Advice on response function handling in multi-center study

There is some precedent/advice in this post, where we see in this multi-center FBA by Steven Meisler that response functions were averaged within-site:

Response functions for white matter, gray matter, and CSF were estimated with MRtrix3’s unsupervised dhollander algorithm (Dhollander et al., 2016; Dhollander et al., 2019). For each tissue compartment, site-specific average fiber response functions were calculated across participants (Raffelt et al., 2012b), which enable valid inter-subject comparisons while controlling for scanner differences across sites (Smith et al., 2022).

(Here it is in the code)

I couldn’t find any other advice on this, but it makes sense to me to average within site/scanner.
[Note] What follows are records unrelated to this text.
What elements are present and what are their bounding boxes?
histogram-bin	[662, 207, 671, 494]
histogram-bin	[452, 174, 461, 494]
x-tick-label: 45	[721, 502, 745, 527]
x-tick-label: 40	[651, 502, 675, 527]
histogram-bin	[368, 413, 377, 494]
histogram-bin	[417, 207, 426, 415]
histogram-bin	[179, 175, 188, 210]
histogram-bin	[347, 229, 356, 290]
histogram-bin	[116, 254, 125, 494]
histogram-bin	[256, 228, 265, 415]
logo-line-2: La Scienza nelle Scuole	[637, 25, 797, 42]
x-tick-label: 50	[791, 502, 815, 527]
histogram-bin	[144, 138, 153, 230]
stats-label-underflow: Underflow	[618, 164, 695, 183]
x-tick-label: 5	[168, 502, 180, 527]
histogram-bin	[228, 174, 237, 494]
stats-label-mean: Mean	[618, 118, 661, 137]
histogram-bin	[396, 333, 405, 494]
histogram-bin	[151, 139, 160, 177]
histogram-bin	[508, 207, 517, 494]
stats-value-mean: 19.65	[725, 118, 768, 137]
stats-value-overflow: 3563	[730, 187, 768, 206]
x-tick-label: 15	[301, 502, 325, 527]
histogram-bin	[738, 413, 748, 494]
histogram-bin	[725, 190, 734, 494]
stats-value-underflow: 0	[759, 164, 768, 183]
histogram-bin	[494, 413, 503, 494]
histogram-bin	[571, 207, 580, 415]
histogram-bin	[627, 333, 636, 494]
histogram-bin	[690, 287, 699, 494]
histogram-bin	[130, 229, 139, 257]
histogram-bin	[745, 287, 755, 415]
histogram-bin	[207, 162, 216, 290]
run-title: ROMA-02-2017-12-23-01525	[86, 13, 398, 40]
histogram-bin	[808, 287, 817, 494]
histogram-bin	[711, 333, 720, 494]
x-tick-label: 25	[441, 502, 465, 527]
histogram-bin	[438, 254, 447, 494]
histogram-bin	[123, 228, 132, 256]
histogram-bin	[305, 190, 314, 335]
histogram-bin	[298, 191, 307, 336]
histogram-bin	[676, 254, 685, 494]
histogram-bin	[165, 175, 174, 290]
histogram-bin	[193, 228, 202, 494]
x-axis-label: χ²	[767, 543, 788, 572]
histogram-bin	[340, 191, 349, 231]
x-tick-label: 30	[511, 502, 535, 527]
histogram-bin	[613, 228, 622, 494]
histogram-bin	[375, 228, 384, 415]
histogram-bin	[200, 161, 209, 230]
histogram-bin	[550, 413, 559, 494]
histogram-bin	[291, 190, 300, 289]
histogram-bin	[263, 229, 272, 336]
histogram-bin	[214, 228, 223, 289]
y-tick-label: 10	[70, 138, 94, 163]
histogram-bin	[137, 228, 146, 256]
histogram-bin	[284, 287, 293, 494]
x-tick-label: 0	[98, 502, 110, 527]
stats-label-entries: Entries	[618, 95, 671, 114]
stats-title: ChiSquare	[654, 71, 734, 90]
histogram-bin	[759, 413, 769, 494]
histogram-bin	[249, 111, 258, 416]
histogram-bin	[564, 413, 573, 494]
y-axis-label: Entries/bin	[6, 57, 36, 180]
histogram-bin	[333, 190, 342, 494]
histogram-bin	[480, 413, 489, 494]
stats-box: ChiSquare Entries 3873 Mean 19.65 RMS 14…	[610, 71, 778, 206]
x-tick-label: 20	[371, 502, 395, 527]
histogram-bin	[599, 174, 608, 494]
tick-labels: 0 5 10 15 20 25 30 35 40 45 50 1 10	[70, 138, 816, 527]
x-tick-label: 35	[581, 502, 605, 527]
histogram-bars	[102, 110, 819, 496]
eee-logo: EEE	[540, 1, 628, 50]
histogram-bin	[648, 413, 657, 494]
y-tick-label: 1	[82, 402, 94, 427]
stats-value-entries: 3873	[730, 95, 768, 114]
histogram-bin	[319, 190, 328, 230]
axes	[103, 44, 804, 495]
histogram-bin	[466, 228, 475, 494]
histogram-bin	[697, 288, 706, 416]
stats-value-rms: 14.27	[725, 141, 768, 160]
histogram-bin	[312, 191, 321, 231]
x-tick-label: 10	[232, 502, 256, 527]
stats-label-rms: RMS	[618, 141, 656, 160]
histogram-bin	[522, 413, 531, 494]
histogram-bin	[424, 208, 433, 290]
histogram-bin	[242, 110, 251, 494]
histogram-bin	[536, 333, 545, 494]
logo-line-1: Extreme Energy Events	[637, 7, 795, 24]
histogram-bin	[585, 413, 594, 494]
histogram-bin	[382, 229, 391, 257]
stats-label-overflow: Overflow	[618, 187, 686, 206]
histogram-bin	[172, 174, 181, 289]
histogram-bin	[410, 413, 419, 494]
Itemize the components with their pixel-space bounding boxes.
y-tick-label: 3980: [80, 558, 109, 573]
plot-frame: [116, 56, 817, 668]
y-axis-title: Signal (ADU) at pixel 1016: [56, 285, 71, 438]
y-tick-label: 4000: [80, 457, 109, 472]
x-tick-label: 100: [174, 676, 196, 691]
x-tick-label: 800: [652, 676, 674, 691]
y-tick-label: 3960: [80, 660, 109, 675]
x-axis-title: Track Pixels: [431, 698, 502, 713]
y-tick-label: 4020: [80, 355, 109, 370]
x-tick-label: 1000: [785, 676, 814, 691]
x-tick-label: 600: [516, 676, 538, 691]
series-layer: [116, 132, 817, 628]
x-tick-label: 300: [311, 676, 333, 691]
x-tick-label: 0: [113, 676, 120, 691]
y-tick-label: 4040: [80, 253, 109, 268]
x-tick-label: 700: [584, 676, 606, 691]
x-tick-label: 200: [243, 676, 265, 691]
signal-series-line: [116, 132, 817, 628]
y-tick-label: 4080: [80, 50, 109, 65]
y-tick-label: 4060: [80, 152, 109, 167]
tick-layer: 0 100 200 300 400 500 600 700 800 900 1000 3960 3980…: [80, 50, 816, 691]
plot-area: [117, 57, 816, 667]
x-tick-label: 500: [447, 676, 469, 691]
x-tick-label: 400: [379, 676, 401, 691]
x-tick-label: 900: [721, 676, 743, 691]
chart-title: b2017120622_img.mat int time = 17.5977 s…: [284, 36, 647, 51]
Here’s my thinking, just rambling a bit. Why do we average response functions in in the first place? It’s because we want to apply the same spherical deconvolution operator to different subject images. This way, intersubject differences observed in FODs can be attributed completely to what we actually measure: the diffusion weighted MR signal. With just one study site, we hope that the DWI signal reflects the character of the underlying diffusion process, so that intersubject differences in FODs characterize differences in the underlying diffusion process and nothing else. Now if there are multiple sites/scanners then we lose that perk no matter what: whether we use the same response function or not, intersubject differences for subjects from different sites/scanners could be attributed to site/scanner effects. So we might as well estimate separate response functions. Basically, if we expect the signal response to be different between two image acquisitions for the same underlying diffusion (e.g. different sites/scanners) then we should estimate response functions separately when applying CSD to these acquisitions. Using different response functions for different sites/scanners is a form of data harmonization, and in a multicenter study there would probably need to be further harmonization anyway in the dowstream computed measures.